There's no definite date announced yet, but Frank Waln will soon be releasing a full album sometime this year. For now, here's a selection of his great music:
White War

Oil4Blood (All Red Everything)

My Stone, YT with lyrics

AbOriginal

What Makes The Red Man Red, yes he flipped that Peter Pan song!

And a couple more articles about the artist:
Paper Magazine: One major element of hip-hop is that you can bring to it who you are. For me, it was a catalyst to reconnect to my own culture and own indigeneity and look at it from a non-colonial lens. It was a safe space to look at who I was as a Lakota person.

The FADER: I'm trying to give this country the spiritual spanking it deserves.
posted by one teak forest (3 comments total) 17 users marked this as a favorite
 
Thank you so much for this. I've been following Frank Waln for a couple of years and think he's an amazing artist who deserves to be much more widely known. It's awesome to see this on MeFi.

In general, if you aren't following Native American hip hop these days, you are missing out on some amazing stuff. It's exploding as a genre.
posted by spitbull at 5:38 AM on January 18, 2016 [2 favorites]


I have almost no exposure to hip-hop so I never would have seen this. I’m glad I did. I grew up not too far from there and now that I’m miles and decades away, it has been really interesting observing the changes in my own understanding. I wonder how the attitudes of people I left back there have changed. I like that young people are finding ways to make their voices heard. In the Paper Magazine piece he says:
"... I want people to feel what it's like to be where I'm from. I want them to know what it smells like, tastes like, what the wind feels like, what historical trauma and hope feels like. I want to try and musically take people there."
I think he's doing that.

If you don't think you like hip-hop: Give the My Stone video a shot . It's just lovely. (Can I say that about hip hop?)
posted by evilmomlady at 1:12 PM on January 18, 2016 [1 favorite]

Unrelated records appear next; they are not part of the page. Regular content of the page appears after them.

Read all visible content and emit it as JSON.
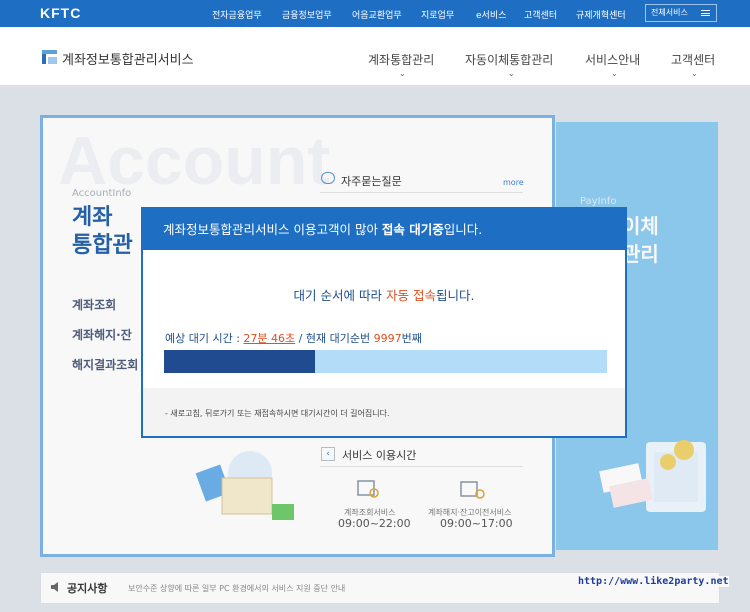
{
  "topbar": {
    "logo": "KFTC",
    "links": [
      "전자금융업무",
      "금융정보업무",
      "어음교환업무",
      "지로업무",
      "e서비스",
      "고객센터",
      "규제개혁센터"
    ],
    "all_services": "전체서비스"
  },
  "header": {
    "site_title": "계좌정보통합관리서비스",
    "menu": [
      "계좌통합관리",
      "자동이체통합관리",
      "서비스안내",
      "고객센터"
    ]
  },
  "main": {
    "bg_word": "Account",
    "sub_label": "AccountInfo",
    "title_line1": "계좌",
    "title_line2": "통합관",
    "links": [
      "계좌조회",
      "계좌해지·잔",
      "해지결과조회"
    ],
    "faq_title": "자주묻는질문",
    "faq_more": "more",
    "service_title": "서비스 이용시간",
    "services": [
      {
        "label": "계좌조회서비스",
        "time": "09:00~22:00"
      },
      {
        "label": "계좌해지·잔고이전서비스",
        "time": "09:00~17:00"
      }
    ]
  },
  "right": {
    "sub_label": "PayInfo",
    "title_line1": "이체",
    "title_line2": "관리"
  },
  "notice": {
    "label": "공지사항",
    "text": "보안수준 상향에 따른 일부 PC 환경에서의 서비스 지원 중단 안내"
  },
  "watermark": "http://www.like2party.net",
  "modal": {
    "title_pre": "계좌정보통합관리서비스 이용고객이 많아 ",
    "title_bold": "접속 대기중",
    "title_post": "입니다.",
    "msg_pre": "대기 순서에 따라 ",
    "msg_red": "자동 접속",
    "msg_post": "됩니다.",
    "eta_prefix": "예상 대기 시간 : ",
    "eta_time": "27분 46초",
    "eta_mid": " / 현재 대기순번 ",
    "queue_number": "9997",
    "eta_suffix": "번째",
    "progress": 0.34,
    "note": "- 새로고침, 뒤로가기 또는 재접속하시면 대기시간이 더 길어집니다."
  },
  "colors": {
    "primary": "#1e6fc3",
    "progress_fill": "#214b91",
    "progress_track": "#b3dcf9",
    "highlight": "#e05020"
  }
}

> In general, if you aren't following Native American hip hop these days, you are missing out on some amazing stuff. It's exploding as a genre.

Hey, spitbull (and anyone else following this thread, and also one teak forest!), if you have any other particular recs for Native American/First Nations hip-hop/rap artists, please please drop them here or in my askme that I asked today or via memail or etc. Thank you! I love this guy's stuff.